Creagh started at R3SM as a temporary position following Hurricane Katrina, as a case manager. She also worked on several “undeclared disasters” – events that didn’t meet the federal threshold for disaster status, which is when she became truly concerned with “communities coming together to help those people who have been affected, helping them to recover”.

In the past two years, she said, the organization has received more than $2 million worth of volunteer labor hours, and about $4.2 million total, in labor and donations.

In that time, just the past couple of years, they have assisted in 28 new home constructions, not counting the various repair projects as people recover from a variety of natural disasters.

There are people who were affected by the flood damage in south Mississippi almost exactly a year ago, “when about 1,000 people were affected in a few counties,” who still need significant assistance, she said – explaining a minute later that by “people” she really meant “households”.

It’s been more than a year, and they’re still working on damage assessment and case management.

“We’re in 2020, and we’re still looking [damage from] 2018,” she added.

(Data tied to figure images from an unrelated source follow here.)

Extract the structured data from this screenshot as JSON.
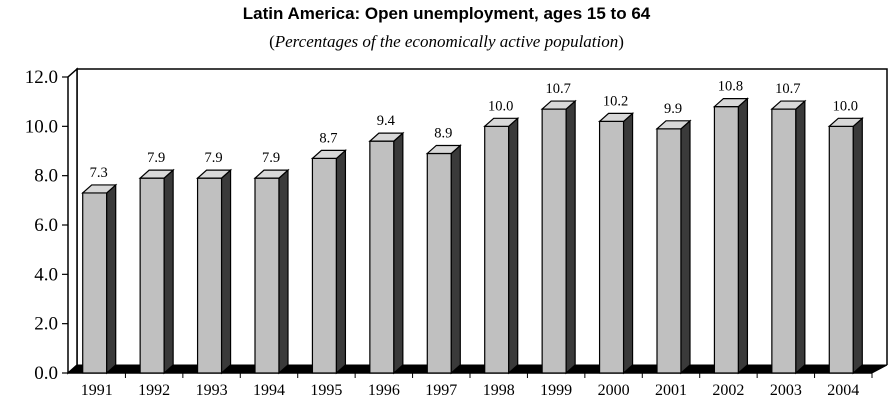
{
  "chart_data": {
    "type": "bar",
    "title": "Latin America: Open unemployment, ages 15 to 64",
    "subtitle": "(Percentages of the economically active population)",
    "subtitle_open": "(",
    "subtitle_text": "Percentages of the economically active population",
    "subtitle_close": ")",
    "categories": [
      "1991",
      "1992",
      "1993",
      "1994",
      "1995",
      "1996",
      "1997",
      "1998",
      "1999",
      "2000",
      "2001",
      "2002",
      "2003",
      "2004"
    ],
    "values": [
      7.3,
      7.9,
      7.9,
      7.9,
      8.7,
      9.4,
      8.9,
      10.0,
      10.7,
      10.2,
      9.9,
      10.8,
      10.7,
      10.0
    ],
    "value_labels": [
      "7.3",
      "7.9",
      "7.9",
      "7.9",
      "8.7",
      "9.4",
      "8.9",
      "10.0",
      "10.7",
      "10.2",
      "9.9",
      "10.8",
      "10.7",
      "10.0"
    ],
    "y_ticks": [
      0,
      2,
      4,
      6,
      8,
      10,
      12
    ],
    "y_tick_labels": [
      "0.0",
      "2.0",
      "4.0",
      "6.0",
      "8.0",
      "10.0",
      "12.0"
    ],
    "ylim": [
      0,
      12
    ],
    "xlabel": "",
    "ylabel": "",
    "grid": false,
    "legend": "none",
    "bar_style": "3d",
    "colors": {
      "bar_front": "#c0c0c0",
      "bar_side": "#3a3a3a",
      "bar_top": "#d8d8d8",
      "floor": "#000000"
    }
  }
}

And that doesn’t even include the tornado that hit Laurel a few weeks ago, which has left “at least 50 households with unmet needs,” Creagh said. “Yes, we’re always looking for volunteers, both skilled and unskilled. If all they can do is scrub or paint, we want them all to feel that they’ve accomplished something, that they’ve contributed to something important. Because they are.”

They can use all the help they can get, she said, noting that most people who volunteer come in groups, but some come individually or in small groups: “We always need people who can fill in gaps, to do projects we don’t need a large group for.”

Testifying to R3SM’s efficacy, the group was recently featured in Mississippi Business Journal as one of the top non-profit organizations in the state, a feat of which Creagh is particularly proud.

“Most of the other agencies they awarded have been around and active for much longer than we have, so we’re very honored to be included in their number,” she said, pointing out that there are more than 20,000 non-profit organizations in the state.

In addition to April’s half-marathon, there is a benefit concert coming up, on Friday, Jan. 17, at Heritage United Methodist Church. Last year, a similar concert raised over $10,000 for the organization.

Creagh’s dedication to R3SM and the Pine Belt region “just came naturally,” but may have stemmed in some part to her education. She’s from Hattiesburg – “a proud Hattiesburg High graduate” – and then she went to Mississippi State, where she earned a bachelor’s degree in psychology, “which comes in handy, now,” she said, laughing just a little.

“This is the community where I grew up. One that I love. I want to see it flourish and develop.